Do you wish to proceed with deployment?

Using Kubernetes CLI. Using namespace "default". Checking for pre-existing resources... GlusterFS pods ... not found. deploy-heketi pod ... not found. heketi pod ... not found. gluster-s3 pod ... not found. Creating initial resources ... serviceaccount "heketi-service-account" created clusterrolebinding "heketi-sa-view" created clusterrolebinding "heketi-sa-view" labeled OK node "node2" labeled node "node3" labeled node "node4" labeled daemonset "glusterfs" created Waiting for GlusterFS pods to start ...

pods not found.

dimthe commented 6 years ago

these are kubernetes nodes , trying to install glusterfs

dimthe commented 6 years ago

ok i managed to complete all above steps. i have no idea what was wrong but a reboot solved these issues glusterfs pods are now up and running deploy-heketi pod keeps crashing with this error

ERROR: Unable to open config file /etc/heketi/heketi.json: open /etc/heketi/heketi.json: no such file or directory
Heketi v7.0.0-5-gc10cbd1-release-7
[admin@node1 ~]$

by default it was using heketi:dev image , i have tried several tag versions of this with no better results

dimthe commented 6 years ago

@jarrpa @phlogistonjohn

i dont think the above error has something to do with the image version but somthing else what can i check to see why it does not copy the heketi.json file ?
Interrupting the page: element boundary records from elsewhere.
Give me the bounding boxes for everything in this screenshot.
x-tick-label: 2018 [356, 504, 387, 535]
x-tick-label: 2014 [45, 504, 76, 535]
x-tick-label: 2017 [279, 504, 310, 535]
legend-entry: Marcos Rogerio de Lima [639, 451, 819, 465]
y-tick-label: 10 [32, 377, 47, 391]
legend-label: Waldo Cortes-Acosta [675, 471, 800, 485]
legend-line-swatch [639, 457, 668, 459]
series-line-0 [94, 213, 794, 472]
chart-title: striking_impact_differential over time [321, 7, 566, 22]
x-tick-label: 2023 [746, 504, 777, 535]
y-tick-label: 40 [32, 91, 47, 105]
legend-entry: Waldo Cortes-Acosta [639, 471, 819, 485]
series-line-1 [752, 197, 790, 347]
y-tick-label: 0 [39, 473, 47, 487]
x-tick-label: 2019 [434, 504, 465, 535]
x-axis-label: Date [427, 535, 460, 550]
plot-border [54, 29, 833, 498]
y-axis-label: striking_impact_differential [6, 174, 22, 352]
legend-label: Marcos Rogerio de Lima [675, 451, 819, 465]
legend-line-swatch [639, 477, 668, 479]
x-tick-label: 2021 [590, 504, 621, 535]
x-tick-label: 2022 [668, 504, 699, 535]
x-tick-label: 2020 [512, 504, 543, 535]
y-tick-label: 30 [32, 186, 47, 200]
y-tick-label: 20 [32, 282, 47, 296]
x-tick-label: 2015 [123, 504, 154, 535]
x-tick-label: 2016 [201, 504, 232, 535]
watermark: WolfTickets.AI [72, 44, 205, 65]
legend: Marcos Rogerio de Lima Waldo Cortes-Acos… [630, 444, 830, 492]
kubectl describe pod deploy-heketi-ddc749c87-wmzwq Name: deploy-heketi-ddc749c87-wmzwq Namespace: default Node: node2/10.100.1.70 Start Time: Tue, 28 Aug 2018 21:51:39 +0000 Labels: deploy-heketi=pod glusterfs=heketi-pod pod-template-hash=887305743 Annotations: Status: Running IP: 10.233.75.18 Controlled By: ReplicaSet/deploy-heketi-ddc749c87 Containers: deploy-heketi: Container ID: docker://96d0af07509fc945ee1eedcfeacd534c9065dc078f720f630f2c22ecabf71937 Image: heketi/heketi:2 Image ID: docker-pullable://heketi/heketi@sha256:fdb0ad11b3998b6f2a769831cf15eebaeaca0c60c6d8c89f7359a401a072161c Port: 8080/TCP State: Waiting Reason: CrashLoopBackOff Last State: Terminated Reason: Error Exit Code: 1 Started: Tue, 28 Aug 2018 23:09:54 +0000 Finished: Tue, 28 Aug 2018 23:09:54 +0000 Ready: False Restart Count: 20 Liveness: http-get http://:8080/hello delay=30s timeout=3s period=10s #success=1 #failure=3 Readiness: http-get http://:8080/hello delay=3s timeout=3s period=10s #success=1 #failure=3 Environment: HEKETI_USER_KEY: HEKETI_ADMIN_KEY: HEKETI_EXECUTOR: kubernetes HEKETI_FSTAB: /var/lib/heketi/fstab HEKETI_SNAPSHOT_LIMIT: 14 HEKETI_KUBE_GLUSTER_DAEMONSET: y HEKETI_IGNORE_STALE_OPERATIONS: true Mounts: /etc/heketi from config (rw) /var/lib/heketi from db (rw) /var/run/secrets/kubernetes.io/serviceaccount from heketi-service-account-token-nrp8x (ro) Conditions: Type Status Initialized True Ready False PodScheduled True Volumes: db: Type: EmptyDir (a temporary directory that shares a pod's lifetime) Medium: config: Type: Secret (a volume populated by a Secret) SecretName: heketi-config-secret Optional: false heketi-service-account-token-nrp8x: Type: Secret (a volume populated by a Secret) SecretName: heketi-service-account-token-nrp8x Optional: false QoS Class: BestEffort Node-Selectors: Tolerations: Events: Type Reason Age From Message


Warning BackOff 2m (x372 over 1h) kubelet, node2 Back-off restarting failed container [admin@node1 deploy]$

[admin@node1 deploy]$ kubectl logs deploy-heketi-ddc749c87-wmzwq ERROR: Unable to open config file /etc/heketi/heketi.json: open /etc/heketi/heketi.json: no such file or directory Heketi v2.0.6-2-g704c08a-release-2 [admin@node1 deploy]$

phlogistonjohn commented 6 years ago

@dimthe you appear to have closed the issue but your previous comment indicates that you had not solved the problem. Were you able to figure out what had gone wrong?